As surprised as the crew of the Gulfstream G-IV must have been when a nine-inch Sheepshead fish slammed into the jet on its takeoff roll, imagine the shock of the fish. In 2014, pilot Nick Toth of the National Oceanic and Atmospheric Administration aborted the takeoff from MacDill Air Force Base in Tampa, Florida, when he felt a thud and thought he’d hit an osprey he’d just spotted. Instead, he’d hit the osprey’s lunch. Toth isn’t the only pilot to have had a flight delayed by a midair with a fish. In 1987, an Alaska Airlines 737 leaving Juneau was struck by a fish dropped by an eagle.

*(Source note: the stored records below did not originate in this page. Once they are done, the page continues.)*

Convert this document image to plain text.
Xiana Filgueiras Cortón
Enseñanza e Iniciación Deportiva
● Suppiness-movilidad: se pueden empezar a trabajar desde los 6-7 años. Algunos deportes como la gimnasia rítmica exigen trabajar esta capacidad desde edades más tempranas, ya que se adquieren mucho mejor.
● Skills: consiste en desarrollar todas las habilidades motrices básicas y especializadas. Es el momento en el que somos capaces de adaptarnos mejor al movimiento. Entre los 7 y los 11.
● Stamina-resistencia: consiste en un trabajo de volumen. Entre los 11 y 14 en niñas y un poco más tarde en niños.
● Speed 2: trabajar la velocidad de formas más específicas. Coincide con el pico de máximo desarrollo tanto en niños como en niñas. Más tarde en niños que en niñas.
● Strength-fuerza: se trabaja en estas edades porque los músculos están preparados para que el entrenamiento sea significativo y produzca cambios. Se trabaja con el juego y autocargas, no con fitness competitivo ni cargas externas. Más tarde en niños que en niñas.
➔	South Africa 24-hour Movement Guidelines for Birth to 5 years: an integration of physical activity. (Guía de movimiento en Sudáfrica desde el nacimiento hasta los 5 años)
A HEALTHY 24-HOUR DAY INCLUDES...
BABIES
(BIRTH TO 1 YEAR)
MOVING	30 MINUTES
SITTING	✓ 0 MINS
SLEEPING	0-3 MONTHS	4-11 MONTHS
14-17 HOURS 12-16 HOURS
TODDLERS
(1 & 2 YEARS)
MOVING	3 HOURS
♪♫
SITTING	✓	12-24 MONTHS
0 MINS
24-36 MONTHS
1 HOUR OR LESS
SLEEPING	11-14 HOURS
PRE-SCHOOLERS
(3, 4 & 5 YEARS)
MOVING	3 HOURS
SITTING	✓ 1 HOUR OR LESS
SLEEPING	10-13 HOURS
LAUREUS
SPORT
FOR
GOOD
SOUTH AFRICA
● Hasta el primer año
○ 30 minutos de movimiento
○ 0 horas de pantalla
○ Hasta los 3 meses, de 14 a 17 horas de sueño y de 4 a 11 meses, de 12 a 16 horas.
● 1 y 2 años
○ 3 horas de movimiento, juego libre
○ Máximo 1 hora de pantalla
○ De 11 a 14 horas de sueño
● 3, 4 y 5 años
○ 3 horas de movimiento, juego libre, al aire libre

There was one even odder collision, says Carla Dove of the Smithsonian Institution’s Feather Identification Laboratory. If a military aircraft strikes a bird, the remains are sent to Dove for identification so that the services can add it to a database and better determine risk. She is also sent what she calls “snarge,” the ick scraped from the aircraft, by the Federal Aviation Administration. She got 9,407 samples last year—about 36 midairs a day—and 98 percent were birds. But one year?

“A deer. At 1500 feet,” she says.

What? No!

“And it was in January, right after Christmas.”

A second look confirmed deer DNA but also feathers, from a black vulture, a carrion bird.